The moment Felix’s footsteps die away, I can feel it—the press of silence like a goddamn vice squeezing my chest. The walls inch closer, the shadows in the corners of this Sydney mansion seem to loom larger, and I’m here, trapped in the middle, gasping for air.

“Fuck,” I mutter, dragging my laptop towards me. My fingers hover above the keys, each one an accusation. I’ve got to do this—spin the break-in into something digestible for the bloodthirsty public. They love a good tragedy as long as it’s not their own. ‘Aurora Henry’s Gold Coast Home Invaded,’ I type, the words stark on the screen. ‘Forced to Flee to Sydney.’ Each word is a betrayal, a little piece of my past I’m laying bare for them to pick apart.

I hit send before I can back out, delete the whole damn thing, and pretend it didn’t happen. But it did. And now it’s out there, floating in the digital abyss, waiting for my publicist to stamp it with her approval and push it out into the world.

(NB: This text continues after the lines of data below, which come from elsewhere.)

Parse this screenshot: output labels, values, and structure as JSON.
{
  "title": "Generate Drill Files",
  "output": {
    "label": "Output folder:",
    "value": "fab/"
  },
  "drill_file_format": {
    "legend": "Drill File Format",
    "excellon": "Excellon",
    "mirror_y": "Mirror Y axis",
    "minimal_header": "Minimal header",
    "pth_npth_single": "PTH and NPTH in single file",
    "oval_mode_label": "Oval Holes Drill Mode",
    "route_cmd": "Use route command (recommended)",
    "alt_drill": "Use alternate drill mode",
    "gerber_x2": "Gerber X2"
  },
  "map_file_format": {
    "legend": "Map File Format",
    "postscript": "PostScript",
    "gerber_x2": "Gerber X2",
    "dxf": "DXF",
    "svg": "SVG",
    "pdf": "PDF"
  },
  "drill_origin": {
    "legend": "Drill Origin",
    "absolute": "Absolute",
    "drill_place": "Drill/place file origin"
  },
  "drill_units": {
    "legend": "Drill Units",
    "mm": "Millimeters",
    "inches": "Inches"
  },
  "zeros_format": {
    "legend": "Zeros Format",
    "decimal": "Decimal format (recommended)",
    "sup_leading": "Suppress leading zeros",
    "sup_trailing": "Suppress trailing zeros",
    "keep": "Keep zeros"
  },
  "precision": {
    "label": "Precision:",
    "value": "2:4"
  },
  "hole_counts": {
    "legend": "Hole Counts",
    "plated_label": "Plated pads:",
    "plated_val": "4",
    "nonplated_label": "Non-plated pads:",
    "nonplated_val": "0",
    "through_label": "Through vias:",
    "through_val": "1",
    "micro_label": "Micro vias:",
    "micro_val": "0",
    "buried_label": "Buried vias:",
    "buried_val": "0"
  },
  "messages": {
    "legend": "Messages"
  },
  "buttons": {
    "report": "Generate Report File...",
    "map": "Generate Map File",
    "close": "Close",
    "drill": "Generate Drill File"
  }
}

“Done,” I whisper to myself and grab my phone to make it official.

“Hey,” I say when she picks up, trying to keep the tremble out of my voice. “It’s sent. Press release about the break-in. It’s all yours.”

“Good work, Aurora,” she replies, her voice crackling through the speaker. Her tone is too upbeat, too normal for the shitstorm I’m stirring up. “We’ll get it out today.”

“Thanks,” I reply

“Aurora,” she starts, no bullshit, straight to the point. “Why? You swore you’d never live in Sydney again. Is it just the break-in, or is there something else?”

I lick my lips and taste the metallic tang of fear and secrets. “There’s… someone,” I admit, my voice low like confessing a sin.

“Someone?” She pounces on it like a cat, all claws and curiosity. “Who’s got you tossing your vows out the window?”

My heart hammers, traitorous, eager to spill. “Met a man,” I say, and it feels like peeling my skin back. “Decided it was time to stop running from the shadows.”

“Shadows,” she repeats, a note of scepticism threading through her tone. “You mean your demons?”

“Same difference,” I snap, suddenly angry at her, at myself, at the fucking world that keeps turning no matter how much I hurt. “He understands them. Understands me.”

“Understands or exploits?” she fires back, her voice as sharp as broken glass.

“Isn’t it always a bit of both?” I challenge, feeling the edge of every word like I’m dancing on a knife blade.

“Fine,” she relents, but I can tell she’s filing this away. Another piece of the puzzle that is Aurora Henry, one she’ll try to solve later. “Just be careful.”

“Always am,” I lie, because with Felix, careful is a concept that’s lost its meaning. It’s a plunge into the depths, and there is no looking back.